El pasaje evangélico que la liturgia nos anuncia este tercer domingo de Pascua nos narra la tercera aparición de Jesús a los apóstoles después de la resurrección, como para querer hacernos permanecer dentro del misterio de la Pascua tal y como narran los Evangelios. La invitación dirigida por Jesús a los discípulos aquella mañana, a la orilla del mar de Galilea, se realiza así también para nosotros en esta liturgia santa: "Venid y comed". De hecho, la liturgia es siempre una invitación que el Señor nos dirige; y como entonces se realiza la palabra evangélica: "Viene entonces Jesús, toma el pan y se lo da". La santa liturgia nos hace vivir el gran don de la Pascua. Un don del que todos, el mundo entero, tiene necesidad. Hay necesidad de vivir con la alegría en el corazón la Pascua para que pueda obligar al mundo hacia el reino de amor y de paz que Jesús ha venido a instaurar entre los hombres. Por lo demás, no está lejos de nosotros la experiencia que tuvieron Pedro, Tomás, Natanael, los hijos de Zebedeo y los otros dos discípulos aquella noche que habían vuelto a hacer de pescadores de peces y ya no de hombres.

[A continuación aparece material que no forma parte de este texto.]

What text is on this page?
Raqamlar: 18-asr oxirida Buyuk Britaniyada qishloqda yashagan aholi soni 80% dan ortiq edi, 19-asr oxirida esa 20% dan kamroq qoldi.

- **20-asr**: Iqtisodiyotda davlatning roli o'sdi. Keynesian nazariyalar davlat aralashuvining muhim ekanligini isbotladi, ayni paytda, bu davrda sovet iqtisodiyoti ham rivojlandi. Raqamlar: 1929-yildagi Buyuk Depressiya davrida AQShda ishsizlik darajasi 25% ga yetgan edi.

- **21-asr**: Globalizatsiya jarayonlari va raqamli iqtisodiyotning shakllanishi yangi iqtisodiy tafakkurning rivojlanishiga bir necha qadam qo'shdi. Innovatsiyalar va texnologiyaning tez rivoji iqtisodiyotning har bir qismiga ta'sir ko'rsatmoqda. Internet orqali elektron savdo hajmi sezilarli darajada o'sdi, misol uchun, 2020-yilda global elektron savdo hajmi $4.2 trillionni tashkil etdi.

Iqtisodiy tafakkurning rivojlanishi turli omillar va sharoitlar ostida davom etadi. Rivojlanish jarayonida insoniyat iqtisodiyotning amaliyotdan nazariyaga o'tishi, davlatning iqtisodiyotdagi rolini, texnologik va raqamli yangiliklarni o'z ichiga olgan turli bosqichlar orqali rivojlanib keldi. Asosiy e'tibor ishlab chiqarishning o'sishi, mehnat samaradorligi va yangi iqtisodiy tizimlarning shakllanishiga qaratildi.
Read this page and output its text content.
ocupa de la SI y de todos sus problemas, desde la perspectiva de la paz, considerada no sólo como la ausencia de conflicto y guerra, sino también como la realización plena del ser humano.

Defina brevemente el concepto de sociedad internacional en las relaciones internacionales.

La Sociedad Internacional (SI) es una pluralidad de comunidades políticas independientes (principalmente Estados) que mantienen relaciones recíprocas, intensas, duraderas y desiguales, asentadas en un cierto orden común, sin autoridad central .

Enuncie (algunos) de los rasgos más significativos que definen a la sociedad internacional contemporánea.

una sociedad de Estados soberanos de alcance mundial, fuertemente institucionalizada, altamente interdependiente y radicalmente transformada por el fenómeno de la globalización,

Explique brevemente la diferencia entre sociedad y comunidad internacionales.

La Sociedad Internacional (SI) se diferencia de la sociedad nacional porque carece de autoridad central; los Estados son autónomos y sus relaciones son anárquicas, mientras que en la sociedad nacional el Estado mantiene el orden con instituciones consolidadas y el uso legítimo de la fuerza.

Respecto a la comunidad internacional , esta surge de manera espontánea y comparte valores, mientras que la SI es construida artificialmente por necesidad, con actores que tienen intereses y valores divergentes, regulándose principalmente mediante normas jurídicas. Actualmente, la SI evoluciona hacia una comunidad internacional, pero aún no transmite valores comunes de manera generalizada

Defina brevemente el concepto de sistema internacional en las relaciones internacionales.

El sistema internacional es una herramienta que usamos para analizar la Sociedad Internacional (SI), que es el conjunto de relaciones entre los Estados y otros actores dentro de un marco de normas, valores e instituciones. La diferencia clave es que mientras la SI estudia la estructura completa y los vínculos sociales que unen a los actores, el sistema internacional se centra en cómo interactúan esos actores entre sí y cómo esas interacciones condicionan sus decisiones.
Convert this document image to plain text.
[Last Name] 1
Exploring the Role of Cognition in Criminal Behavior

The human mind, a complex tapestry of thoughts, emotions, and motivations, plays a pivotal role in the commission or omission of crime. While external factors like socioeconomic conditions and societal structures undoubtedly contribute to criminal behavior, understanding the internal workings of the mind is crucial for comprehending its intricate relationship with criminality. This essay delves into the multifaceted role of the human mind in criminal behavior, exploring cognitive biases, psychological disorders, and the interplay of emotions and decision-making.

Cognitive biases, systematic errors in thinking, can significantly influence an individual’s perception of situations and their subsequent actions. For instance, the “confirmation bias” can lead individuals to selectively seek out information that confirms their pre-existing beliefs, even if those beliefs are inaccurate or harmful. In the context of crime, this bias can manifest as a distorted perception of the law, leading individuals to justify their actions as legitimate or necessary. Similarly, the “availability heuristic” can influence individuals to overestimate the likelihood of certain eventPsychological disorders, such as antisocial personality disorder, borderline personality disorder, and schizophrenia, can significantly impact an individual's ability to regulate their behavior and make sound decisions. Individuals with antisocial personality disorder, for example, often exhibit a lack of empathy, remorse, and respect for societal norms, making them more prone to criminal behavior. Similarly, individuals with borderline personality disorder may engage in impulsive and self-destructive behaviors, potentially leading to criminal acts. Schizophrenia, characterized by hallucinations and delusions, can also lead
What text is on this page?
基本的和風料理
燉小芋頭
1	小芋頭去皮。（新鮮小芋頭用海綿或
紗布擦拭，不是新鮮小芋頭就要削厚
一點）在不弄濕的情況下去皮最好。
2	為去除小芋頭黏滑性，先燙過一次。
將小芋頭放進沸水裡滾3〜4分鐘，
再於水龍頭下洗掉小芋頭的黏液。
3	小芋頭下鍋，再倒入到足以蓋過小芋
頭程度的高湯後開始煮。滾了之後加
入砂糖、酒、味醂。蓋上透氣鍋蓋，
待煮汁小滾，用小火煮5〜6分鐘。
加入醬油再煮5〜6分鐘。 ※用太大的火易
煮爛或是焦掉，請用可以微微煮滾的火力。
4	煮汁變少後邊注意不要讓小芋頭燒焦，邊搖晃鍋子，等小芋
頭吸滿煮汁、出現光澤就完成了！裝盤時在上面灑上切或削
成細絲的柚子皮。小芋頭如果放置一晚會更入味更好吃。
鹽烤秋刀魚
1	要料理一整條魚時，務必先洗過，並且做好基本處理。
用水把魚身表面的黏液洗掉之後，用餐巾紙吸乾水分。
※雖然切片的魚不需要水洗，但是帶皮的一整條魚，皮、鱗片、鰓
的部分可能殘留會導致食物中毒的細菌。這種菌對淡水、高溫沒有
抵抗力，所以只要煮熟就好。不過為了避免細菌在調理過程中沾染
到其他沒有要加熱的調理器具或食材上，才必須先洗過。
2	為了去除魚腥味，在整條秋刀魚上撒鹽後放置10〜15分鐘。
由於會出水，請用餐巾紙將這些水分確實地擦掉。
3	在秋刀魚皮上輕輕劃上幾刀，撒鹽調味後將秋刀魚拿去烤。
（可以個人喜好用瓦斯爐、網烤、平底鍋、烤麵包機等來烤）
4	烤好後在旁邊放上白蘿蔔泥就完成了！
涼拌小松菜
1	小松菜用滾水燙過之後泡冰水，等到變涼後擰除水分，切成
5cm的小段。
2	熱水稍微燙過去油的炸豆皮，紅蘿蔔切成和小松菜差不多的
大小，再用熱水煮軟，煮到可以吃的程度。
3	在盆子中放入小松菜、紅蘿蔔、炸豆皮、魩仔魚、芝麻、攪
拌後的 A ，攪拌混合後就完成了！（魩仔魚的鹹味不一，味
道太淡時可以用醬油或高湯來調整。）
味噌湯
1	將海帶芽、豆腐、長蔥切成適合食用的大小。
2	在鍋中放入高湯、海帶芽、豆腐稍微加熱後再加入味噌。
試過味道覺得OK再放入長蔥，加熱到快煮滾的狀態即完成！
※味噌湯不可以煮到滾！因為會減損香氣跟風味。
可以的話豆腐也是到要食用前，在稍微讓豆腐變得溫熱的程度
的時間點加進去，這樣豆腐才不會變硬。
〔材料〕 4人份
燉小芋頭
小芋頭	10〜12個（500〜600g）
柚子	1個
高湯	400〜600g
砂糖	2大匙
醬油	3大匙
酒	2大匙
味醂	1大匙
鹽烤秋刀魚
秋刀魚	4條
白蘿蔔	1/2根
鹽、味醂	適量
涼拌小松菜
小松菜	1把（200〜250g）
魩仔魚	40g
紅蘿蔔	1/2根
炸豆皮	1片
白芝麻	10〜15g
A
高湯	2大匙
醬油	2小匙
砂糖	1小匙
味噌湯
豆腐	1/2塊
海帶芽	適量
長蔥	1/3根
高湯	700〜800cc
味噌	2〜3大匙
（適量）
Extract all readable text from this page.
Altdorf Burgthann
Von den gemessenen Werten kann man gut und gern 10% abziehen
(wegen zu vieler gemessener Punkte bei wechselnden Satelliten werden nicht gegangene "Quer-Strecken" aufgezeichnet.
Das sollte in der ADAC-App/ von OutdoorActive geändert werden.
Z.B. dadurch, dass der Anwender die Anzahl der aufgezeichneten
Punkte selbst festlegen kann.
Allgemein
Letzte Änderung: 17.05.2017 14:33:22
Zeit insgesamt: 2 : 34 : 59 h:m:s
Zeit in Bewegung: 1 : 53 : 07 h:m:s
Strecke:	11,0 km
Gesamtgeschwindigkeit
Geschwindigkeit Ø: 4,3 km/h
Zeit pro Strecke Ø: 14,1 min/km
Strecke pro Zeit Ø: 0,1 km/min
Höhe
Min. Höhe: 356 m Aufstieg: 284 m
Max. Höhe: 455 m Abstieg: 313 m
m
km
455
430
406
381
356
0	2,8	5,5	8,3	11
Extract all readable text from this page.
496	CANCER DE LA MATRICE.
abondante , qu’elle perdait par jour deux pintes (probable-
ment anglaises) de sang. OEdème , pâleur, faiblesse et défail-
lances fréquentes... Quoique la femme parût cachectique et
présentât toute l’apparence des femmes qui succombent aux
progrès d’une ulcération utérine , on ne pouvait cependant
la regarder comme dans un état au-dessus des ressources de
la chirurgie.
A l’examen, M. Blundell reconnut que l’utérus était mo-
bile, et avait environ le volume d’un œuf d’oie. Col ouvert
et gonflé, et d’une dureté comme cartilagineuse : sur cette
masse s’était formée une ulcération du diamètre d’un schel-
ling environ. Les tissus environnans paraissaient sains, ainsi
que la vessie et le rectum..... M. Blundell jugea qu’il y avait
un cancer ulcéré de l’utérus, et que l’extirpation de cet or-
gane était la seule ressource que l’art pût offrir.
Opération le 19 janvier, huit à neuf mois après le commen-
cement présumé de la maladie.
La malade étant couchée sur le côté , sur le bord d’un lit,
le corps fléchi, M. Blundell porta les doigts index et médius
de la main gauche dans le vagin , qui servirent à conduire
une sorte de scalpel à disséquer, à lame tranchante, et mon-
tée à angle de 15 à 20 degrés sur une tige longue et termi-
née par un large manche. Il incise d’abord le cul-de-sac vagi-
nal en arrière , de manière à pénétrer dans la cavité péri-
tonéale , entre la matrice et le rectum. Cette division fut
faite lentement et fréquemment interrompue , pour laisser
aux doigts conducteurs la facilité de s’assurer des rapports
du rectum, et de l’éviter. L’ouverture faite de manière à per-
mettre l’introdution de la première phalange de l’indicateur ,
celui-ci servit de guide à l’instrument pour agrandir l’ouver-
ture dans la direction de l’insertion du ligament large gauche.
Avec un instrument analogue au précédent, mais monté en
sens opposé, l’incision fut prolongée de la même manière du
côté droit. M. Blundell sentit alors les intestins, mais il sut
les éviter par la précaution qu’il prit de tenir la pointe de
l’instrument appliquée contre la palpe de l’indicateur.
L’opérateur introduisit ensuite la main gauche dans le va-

Pero, observa amargamente el evangelista que "aquella noche no pescaron nada" (Jn 21,3). Sí, ni siquiera los peces. Es la experiencia de muchos hombres y de muchas mujeres, durante muchos días y muchas noches, precisamente, no producir nada; y sabemos que es también la nuestra experiencia cuando estamos lejos del Señor. La "noche" de la que habla el Evangelio no es la temporal, sino la condición de quien vive lejos de Jesús. Sin el Señor es siempre de noche y los esfuerzos son inútiles. Jesús lo había dicho a los discípulos en la última cena: "Separados de mí no podéis hacer nada" (Jn 15,5).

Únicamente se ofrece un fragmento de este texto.